The push to put conservative Judge Amy Coney Barrett on the high court before November 3 is like nothing seen in US history so close to a presidential election.
Trump's nomination of Barrett in a Rose Garden ceremony apparently became ground zero for the infections now gripping the president, his White House and its Senate allies.
Three GOP senators have now tested positive for the virus and several more are quarantined at home — denying Republicans a functioning majority.
Sen. Lindsey Graham, chair of the Judiciary Committee, said after talking by phone Monday with Trump that the president is “very excited about Judge Amy Coney Barrett being confirmed to the Supreme Court.” The rapid pursuit of Trump's third court nominee is as much about securing a conservative court for a generation to come as it is about giving Republicans what they see as their best chances at reelection.

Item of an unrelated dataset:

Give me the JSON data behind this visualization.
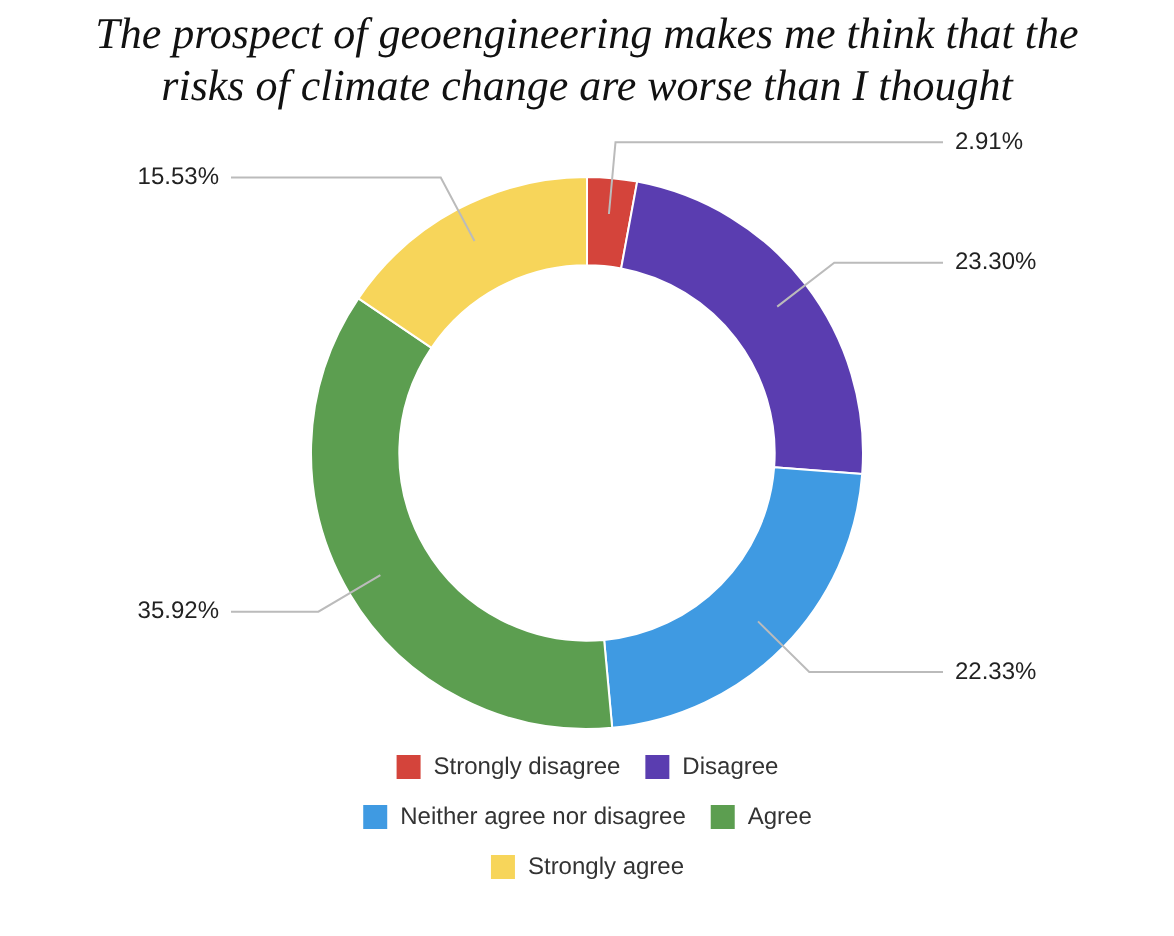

Senate Majority Leader Mitch McConnell announced the chamber would close to legislating through October 19 over the Covid-19 infections, but the court hearings will go on as scheduled.
With Trump trailing Democrat Joe Biden in polls and their own Senate majority at risk, Republicans hope a Supreme Court vote in the week before Election Day will save their jobs.
Senate Democratic leader Chuck Schumer said Monday that the Republican leadership “has truly lost touch with reality if it's contemplating marching Covid-stricken members to the Senate to rush through a Supreme Court nominee.” As the Covid-19 crisis envelops the Capitol, hearings are set to begin in one week on Barrett's nomination.
There is still no mandatory, routine, on-site testing protocol for lawmakers and staff, drawing a near revolt from staff in some offices worried about the health risks.
The Judiciary Committee is planning four days of hearings ahead of a final Senate vote October 29.
Over the weekend, one senator suggested senators can vote from sickbeds if need be.
There's a long tradition of ill senators “being wheeled in to cast critical votes,” said Sen. Tom Cotton, R-Ark., on Fox News Channel.
Senators on the Judiciary Committee will have the option of connecting virtually, which will be needed as two of the panel's Republicans, Sen. Mike Lee of Utah and Sen.